At the Edge of the World: Lundy and Finisterre

Sitting on the West Coast of Lundy, I often feel I am at the edge of the world. The horizon is wide, the Atlantic rolls out before me in shifting shades of blue, depending on the light.

Here on the cliffs’ edgelands, I try to find an escape from an easterly wind. With the sound of the last seabirds of the year, I read a book by Phoebe Smith titled Wayfarer. Coincidentally, my place holder for the next chapter is Finisterre. As I sit in the landscape, I feel I too have reached my own Finisterre. Looking out to the Atlantic, it seems there is nothing beyond the horizon but the end of the earth.

“There’s a rockbound peninsuala on the west coast of Galicia that was once believed to be the very western tip of the European continent and, therefore, the end of the earth.
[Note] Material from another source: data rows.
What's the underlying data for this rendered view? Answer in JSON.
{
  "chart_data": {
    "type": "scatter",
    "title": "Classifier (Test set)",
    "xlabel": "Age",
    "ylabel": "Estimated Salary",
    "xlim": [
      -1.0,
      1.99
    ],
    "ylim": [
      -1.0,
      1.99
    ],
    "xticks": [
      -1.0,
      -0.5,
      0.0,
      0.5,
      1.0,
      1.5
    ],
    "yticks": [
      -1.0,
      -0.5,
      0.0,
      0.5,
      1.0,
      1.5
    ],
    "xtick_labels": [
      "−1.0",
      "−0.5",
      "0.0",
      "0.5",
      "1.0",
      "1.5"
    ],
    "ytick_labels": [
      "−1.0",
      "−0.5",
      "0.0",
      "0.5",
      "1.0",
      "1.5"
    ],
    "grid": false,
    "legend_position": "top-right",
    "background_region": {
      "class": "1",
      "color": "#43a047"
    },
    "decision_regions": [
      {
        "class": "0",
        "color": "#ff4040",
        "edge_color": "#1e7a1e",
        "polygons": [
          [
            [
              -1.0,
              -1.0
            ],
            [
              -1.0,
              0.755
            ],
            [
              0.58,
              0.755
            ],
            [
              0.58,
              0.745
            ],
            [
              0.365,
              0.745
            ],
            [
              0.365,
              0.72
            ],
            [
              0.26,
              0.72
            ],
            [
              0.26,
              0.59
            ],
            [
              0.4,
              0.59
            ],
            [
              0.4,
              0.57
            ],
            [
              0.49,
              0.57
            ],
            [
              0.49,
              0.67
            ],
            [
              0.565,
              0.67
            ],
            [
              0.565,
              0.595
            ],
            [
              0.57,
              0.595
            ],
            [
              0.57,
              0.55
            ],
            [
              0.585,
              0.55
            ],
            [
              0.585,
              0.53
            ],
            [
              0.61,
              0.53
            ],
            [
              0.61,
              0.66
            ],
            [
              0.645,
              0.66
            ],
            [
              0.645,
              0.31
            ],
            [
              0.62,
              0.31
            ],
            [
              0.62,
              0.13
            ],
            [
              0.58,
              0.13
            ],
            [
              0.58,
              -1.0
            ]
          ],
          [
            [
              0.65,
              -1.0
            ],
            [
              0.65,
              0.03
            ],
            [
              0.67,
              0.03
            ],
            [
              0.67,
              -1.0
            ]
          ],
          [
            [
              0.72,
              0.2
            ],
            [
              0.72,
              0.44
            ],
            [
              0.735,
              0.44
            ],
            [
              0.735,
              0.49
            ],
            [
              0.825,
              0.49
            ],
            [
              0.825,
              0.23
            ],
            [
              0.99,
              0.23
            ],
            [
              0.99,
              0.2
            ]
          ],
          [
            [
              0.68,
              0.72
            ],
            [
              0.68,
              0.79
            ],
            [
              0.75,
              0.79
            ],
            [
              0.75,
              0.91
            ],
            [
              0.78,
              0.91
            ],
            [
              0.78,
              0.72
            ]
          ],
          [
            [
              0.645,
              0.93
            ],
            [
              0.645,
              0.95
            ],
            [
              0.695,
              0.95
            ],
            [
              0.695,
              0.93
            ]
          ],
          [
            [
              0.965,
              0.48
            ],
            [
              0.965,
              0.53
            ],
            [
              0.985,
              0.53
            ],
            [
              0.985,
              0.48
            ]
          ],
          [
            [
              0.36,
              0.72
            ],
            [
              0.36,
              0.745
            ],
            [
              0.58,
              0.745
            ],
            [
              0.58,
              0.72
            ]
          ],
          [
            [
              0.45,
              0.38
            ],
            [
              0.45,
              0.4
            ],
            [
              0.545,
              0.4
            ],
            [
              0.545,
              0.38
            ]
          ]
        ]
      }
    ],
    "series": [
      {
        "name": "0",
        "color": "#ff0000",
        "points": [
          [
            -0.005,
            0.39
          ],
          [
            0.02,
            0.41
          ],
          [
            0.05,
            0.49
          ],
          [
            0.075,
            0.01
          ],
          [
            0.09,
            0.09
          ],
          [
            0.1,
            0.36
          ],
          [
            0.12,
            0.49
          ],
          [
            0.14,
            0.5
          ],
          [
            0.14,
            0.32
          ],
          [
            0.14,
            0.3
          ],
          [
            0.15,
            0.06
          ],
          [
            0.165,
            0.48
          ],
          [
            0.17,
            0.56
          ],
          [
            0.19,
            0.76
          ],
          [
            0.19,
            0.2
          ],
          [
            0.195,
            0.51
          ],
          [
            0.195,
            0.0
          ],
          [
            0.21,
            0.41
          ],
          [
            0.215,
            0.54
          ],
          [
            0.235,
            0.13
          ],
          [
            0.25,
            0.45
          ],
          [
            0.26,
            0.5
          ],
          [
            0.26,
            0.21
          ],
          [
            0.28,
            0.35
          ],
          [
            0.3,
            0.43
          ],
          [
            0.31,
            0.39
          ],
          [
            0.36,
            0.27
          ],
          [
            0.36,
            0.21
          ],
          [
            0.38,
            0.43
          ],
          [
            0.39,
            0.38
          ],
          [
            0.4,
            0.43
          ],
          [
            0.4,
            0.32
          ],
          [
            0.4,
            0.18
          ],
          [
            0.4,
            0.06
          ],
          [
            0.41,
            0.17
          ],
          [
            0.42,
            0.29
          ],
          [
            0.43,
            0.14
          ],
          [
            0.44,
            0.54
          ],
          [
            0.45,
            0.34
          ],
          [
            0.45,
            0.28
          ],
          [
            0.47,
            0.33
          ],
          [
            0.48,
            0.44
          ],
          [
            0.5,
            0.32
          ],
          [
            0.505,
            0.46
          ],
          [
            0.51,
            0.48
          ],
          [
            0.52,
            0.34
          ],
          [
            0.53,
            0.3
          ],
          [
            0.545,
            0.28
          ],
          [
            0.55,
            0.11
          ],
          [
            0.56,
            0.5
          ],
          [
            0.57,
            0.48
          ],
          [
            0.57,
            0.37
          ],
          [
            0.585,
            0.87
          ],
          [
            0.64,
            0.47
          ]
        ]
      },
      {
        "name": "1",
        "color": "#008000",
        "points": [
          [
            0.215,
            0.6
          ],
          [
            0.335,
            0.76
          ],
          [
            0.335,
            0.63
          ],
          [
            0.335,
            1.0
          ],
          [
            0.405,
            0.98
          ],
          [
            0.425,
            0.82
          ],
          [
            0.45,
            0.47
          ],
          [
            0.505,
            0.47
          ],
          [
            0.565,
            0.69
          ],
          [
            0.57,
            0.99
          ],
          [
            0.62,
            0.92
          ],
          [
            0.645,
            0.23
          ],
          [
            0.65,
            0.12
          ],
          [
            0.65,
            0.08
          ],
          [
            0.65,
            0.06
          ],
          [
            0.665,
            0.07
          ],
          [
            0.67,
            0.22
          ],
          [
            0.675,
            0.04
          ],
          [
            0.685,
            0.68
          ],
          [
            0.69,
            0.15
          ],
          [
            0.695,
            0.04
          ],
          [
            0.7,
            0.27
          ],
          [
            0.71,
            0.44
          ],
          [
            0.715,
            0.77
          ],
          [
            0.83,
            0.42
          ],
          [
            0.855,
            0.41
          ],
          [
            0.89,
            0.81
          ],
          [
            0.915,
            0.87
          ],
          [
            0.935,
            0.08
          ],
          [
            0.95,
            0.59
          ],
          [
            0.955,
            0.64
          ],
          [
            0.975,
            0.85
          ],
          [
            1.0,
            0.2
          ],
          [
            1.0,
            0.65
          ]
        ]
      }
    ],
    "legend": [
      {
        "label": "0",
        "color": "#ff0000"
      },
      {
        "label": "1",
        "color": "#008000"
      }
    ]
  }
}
Its spanish name which means just that, is Finesterre”. Smith, P. ‘Wayfarer’ Harper North (2025).

At Finisterre, the end of the land is marked with a cross. A stone plinth signals the end of the Camino de Santiago. Unlike Finisterre, however, (since the removal of the temporary Anthony Gormley statue) there are no man-made markers here. Only the raw forms of Shutter Rock and Goat Island stand like sentinels at the island’s edge.

In July 2015, I travelled to Finisterre in western Spain. For centuries this place was believed to be the farthest reach of the known world. Long before maps revealed the Americas, Cape Finisterre was where the land stopped and the great ocean began. I admit I drove there whilst on holiday in Spain, but for some the journey to Finisterre is part of a pilgrimage — the Camino de Santiago. This long-distance walking route begins in France and winds across Spain to Santiago de Compostela, then continues westward for those who choose to walk beyond the cathedral to the sea at Finisterre.

At Finisterre, pilgrims often leave something behind to mark the end of their pilgrimage — a votive, a handwritten note, sometimes even their worn-out boots. These small acts carry symbolic weight: gestures of closure or renewal. The ritual is both deeply personal and shared, a way of marking the end of a long journey.

Lundy is different, yet the feeling echoes here. The idea of placing a votive jar at the end of my designed Lundy Pilgrimage came from being present in Finisterre and from reading Imagining Pilgrimage: Art and an Embodied Experience by Kathryn Barush (Bloomsbury Visual Arts, 2021).

Votive Jar in St Helen’s church symbolises the end of the Lundy Pilgrimage

It is at this moment, sat on this jagged cliff edge, that I feel my creativite journey has completed a full circle. My Pilgrimages, my journeying to Spain and Portugal and, my creative practice, all seem to link together. At Finisterre, the ocean’s edge became a destination, a site of pilgrimage and ritual. At Lundy, the west coast offers something quieter, unmediated, but equally powerful: an invitation to pause, to confront the horizon, to acknowledge both endings and continuities.

As a walking artist, I often think about how journeys imprint themselves on the body. The Camino is walked over many weeks, each step accumulating meaning. On Lundy, walks may be shorter, but the terrain and weather impose their own demands. When one reaches the western cliffs, the sense is no less significant. It is not ritualised, but it is embodied — a recognition that we are at a point where land gives way entirely to sea. There is the sensation of looking out into endlessness, the awareness of being small against the vast scale of ocean and sky. It reminds us that every journey, whether across countries or across an island, has its moments of completion — of standing still at the edge and simply absorbing where you are.

In both Finisterre and Lundy, I find that the edge of the world is where we pause, where we allow ourselves to feel the immensity of both land and sea.

References:

Barush, K., (2021). Imaging Pilgrimage: Art as Embodied Experience. Bloomsbury Publishing USA.